Nationaløkonomisk Tidsskrift, Bind 114 (1976) 1

Comment

KNUD ERIK SVENDSEN:

There is a serious omission in the paper by Niels Thygesen, as there is no consideration of the role of the profit-wage-relationship in the present crisis. It is far from satisfactory to conduct reasoning on the business cycle in terms of the changes in the oil price or in terms of various changes in the components of effective demand. One has to take into account that most of the capitalist countries before the short boom in 1973, which gave the inflation an extra push, and before the recession in 1974, had difficulties in securing sufficient profits to stimulate and finance business investments.

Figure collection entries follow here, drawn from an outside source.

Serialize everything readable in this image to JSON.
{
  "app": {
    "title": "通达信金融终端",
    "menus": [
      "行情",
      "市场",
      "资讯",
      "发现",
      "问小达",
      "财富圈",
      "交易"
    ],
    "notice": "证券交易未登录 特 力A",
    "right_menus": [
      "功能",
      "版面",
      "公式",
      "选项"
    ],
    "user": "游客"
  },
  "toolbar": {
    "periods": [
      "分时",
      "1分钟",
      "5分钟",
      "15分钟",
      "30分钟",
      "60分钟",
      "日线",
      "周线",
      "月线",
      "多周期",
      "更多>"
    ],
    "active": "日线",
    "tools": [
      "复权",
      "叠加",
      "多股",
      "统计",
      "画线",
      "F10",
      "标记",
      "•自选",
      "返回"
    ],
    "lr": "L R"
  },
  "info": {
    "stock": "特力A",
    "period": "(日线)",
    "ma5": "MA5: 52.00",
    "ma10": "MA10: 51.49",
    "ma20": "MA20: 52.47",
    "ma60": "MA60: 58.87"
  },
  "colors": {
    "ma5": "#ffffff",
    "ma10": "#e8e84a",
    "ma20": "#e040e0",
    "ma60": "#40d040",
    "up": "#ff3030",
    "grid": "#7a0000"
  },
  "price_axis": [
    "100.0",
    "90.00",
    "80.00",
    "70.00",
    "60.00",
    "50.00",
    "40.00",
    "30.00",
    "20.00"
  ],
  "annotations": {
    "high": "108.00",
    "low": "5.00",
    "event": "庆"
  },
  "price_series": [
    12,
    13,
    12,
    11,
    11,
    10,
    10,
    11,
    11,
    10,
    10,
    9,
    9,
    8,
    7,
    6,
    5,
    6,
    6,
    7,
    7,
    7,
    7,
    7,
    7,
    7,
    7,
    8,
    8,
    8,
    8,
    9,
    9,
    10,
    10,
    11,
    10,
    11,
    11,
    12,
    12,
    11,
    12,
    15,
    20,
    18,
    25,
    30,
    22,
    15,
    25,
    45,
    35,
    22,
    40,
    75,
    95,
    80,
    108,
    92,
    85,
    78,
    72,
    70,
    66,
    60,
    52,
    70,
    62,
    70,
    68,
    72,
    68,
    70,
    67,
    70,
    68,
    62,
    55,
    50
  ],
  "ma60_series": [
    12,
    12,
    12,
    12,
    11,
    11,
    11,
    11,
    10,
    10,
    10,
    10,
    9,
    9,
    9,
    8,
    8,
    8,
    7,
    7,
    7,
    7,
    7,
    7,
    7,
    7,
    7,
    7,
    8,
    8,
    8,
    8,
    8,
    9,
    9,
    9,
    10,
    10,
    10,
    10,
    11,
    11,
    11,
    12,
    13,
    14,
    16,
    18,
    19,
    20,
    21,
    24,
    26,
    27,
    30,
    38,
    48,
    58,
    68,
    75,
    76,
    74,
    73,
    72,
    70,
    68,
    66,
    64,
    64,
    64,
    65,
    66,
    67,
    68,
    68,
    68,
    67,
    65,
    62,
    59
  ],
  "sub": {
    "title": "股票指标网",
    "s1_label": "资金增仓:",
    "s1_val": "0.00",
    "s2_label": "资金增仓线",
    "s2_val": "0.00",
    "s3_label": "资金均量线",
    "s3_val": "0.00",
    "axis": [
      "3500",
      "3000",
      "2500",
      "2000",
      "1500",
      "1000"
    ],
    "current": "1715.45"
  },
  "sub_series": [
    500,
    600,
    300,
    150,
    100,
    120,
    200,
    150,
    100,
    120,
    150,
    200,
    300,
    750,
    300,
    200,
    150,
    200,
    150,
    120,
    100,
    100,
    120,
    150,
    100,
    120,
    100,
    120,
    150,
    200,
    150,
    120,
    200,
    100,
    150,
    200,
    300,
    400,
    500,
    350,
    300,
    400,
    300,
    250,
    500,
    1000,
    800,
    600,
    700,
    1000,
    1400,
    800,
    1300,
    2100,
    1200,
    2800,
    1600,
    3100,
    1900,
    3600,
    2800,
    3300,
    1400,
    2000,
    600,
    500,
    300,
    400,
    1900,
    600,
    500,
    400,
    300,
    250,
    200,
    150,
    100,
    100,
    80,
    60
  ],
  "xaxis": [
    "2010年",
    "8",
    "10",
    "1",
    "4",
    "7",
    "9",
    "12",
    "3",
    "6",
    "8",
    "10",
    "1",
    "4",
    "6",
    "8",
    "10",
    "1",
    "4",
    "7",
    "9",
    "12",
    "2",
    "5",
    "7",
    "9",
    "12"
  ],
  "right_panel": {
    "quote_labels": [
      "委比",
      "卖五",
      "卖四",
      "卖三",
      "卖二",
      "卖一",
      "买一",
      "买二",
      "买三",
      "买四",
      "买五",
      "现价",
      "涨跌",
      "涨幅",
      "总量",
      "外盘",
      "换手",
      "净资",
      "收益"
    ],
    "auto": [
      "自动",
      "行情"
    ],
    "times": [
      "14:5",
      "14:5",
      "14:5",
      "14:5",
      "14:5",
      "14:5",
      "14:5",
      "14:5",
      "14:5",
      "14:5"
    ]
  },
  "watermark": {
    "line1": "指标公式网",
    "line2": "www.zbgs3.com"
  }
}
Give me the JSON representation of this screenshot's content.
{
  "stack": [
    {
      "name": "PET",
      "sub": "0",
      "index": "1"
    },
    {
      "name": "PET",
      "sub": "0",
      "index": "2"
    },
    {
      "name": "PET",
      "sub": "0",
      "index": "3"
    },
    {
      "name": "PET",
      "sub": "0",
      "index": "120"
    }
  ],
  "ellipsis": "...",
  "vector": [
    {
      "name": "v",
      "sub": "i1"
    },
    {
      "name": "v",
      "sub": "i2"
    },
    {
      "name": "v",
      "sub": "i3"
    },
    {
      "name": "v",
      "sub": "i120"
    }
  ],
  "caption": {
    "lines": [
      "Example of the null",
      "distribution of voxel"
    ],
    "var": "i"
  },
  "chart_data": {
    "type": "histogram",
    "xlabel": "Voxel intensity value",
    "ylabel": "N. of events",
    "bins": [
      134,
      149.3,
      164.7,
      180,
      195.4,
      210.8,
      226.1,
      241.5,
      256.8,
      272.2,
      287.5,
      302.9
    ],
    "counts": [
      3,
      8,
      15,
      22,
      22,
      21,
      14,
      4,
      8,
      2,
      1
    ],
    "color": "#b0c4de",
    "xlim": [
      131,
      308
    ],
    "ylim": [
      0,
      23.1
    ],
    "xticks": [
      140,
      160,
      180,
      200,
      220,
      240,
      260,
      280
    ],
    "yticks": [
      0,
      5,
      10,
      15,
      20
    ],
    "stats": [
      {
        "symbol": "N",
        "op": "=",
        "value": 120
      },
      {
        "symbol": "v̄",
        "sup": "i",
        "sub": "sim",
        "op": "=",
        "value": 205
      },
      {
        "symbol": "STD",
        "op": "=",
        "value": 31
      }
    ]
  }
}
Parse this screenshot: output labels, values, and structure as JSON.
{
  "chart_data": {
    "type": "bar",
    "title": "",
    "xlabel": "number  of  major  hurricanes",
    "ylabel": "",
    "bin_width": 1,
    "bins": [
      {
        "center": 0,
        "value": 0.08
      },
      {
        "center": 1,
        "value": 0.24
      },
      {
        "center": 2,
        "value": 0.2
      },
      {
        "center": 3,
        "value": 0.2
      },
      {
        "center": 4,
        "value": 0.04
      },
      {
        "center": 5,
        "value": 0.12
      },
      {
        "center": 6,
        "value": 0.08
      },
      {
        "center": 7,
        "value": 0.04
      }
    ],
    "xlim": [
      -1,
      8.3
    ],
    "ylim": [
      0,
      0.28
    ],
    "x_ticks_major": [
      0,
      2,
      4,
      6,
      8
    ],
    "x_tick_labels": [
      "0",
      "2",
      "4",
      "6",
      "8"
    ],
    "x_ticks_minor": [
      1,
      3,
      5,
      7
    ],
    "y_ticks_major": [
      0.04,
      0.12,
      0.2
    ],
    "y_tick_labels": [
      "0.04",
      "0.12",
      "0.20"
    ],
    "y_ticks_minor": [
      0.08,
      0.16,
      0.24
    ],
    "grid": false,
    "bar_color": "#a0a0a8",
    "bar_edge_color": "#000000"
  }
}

The discussions about income policy and in some countries about new forms of collective savings (fonds) have their origin in these problems. Income policies are, however, difficult to apply in times of high employment.

Many signs show, that the high priority presently attached to the fight against inflation as compared to the efforts to increase employment, really is nothing more than proof, that several capitalist countries think it possible to change their past full employment strategy. By this I mean, that the fear of undesirable effects of high unemployment has been considerably reduced, so that the states have more leeway in accepting a more permanent unemployment as the basis for a redistribution from wages to profits. This feeling of a greater freedom of manouver is not only based on political assessments, but also on the fact that the states now think that they have a greater degree of control over economic development so that they may prevent an escalation of the crisis, that they are able to aim at that level of unemployment ploymentwhich is optimal for the wage-profit-relationship.

The question of a sufficiently expansive policy is in light of this not a question oi achieving closer international coordination or ensuring internal political backing of such an expansive policy. It is rather a question of a lack of interest in such an expansive policy, sometimes presented in form of warnings against repeating the errors of the past which were overexpansion with high rates of inflation as the consequence.